Robi: Every collector has their own philosophy. Technically, wrapping just means sending your Punk to a contract address instead of a user wallet—it’s still your Punk.
But I understand the appeal of unwrapped Punks. Some collectors prefer those with fewer transactions in their history. That can reflect stronger attachment or long-term holding by previous owners, which some people value.
OpenSea: What’s the biggest myth about Wrapped CryptoPunks that you wish people would stop believing?
Robi: Honestly, nothing major comes to mind. If I had to name one, maybe the idea that wrapping somehow damages or compromises Punk. It doesn’t. The process is fully reversible, and the original Punk stays intact and secure.
OpenSea: When you launched Wrapped CryptoPunks, did you expect it to blow up the way it did? Were there any moments where you thought, “Uh oh, what have we created?”
Robi: Not at all. I had zero expectations. It was just something we did for fun, as a side project that took less than a week. I felt it was really useful since you could immediately list Punks on OpenSea and use them on early NFT loan platforms like NFTfi and a few others.
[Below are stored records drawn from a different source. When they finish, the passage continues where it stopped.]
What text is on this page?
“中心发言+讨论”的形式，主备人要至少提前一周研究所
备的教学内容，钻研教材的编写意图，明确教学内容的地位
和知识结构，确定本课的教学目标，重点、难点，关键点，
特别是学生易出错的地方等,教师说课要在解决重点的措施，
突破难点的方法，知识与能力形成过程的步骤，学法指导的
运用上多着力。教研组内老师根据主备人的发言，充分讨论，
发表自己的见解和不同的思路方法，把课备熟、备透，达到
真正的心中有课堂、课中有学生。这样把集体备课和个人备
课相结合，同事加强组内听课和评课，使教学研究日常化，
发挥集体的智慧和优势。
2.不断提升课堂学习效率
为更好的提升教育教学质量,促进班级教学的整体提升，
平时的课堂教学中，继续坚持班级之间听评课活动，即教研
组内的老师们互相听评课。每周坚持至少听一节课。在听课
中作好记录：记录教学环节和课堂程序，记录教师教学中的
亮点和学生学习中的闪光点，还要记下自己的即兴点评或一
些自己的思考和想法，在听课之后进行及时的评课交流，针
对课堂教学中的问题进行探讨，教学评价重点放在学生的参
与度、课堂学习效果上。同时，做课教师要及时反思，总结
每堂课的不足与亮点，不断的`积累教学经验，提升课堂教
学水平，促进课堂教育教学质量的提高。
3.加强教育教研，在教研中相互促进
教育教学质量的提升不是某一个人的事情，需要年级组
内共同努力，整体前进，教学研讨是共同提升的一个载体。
I do remember feeling really good when I saw Punks being wrapped and sold on OpenSea and Rarible. Prices spiked, and there was much more visibility for the collection thanks to the wrapper. That was very rewarding to see.
OpenSea: Because Wrapped CryptoPunks is open-source, people could theoretically tweak or build on it. Have there been any wild or unexpected spin-offs that caught your eye?
Robi: One that comes to mind is a clean and well-designed front-end interface for the wrapper contract, built by Niftynaut—an early community member and a mod in the Punks Discord. It was a really helpful alternative to our own front end and a great option for anyone who wanted to interact with the contract without doing it manually.
OpenSea: What was it like watching the CryptoPunks ecosystem shift from being this underground digital collectible to becoming a prized piece of NFT history—especially after Yuga Labs took over?
Robi: Totally unexpected—especially at that scale and with those numbers. What started as this niche experiment suddenly became a cultural and financial phenomenon. I never imagined it would go that far.
OpenSea: Now that Wrapped CryptoPunks has cemented its place in the NFT space, do you think its story is finished, or is there another chapter still to come?
Robi: Even though the NFT and Punk market has cooled down a lot since the 2021 boom, I still believe CryptoPunks will continue to have a long-term impact. They’re a foundational part of digital art history, and they’ve helped shape our broader digital culture. I think the story isn’t over; it’s just moved into a new phase.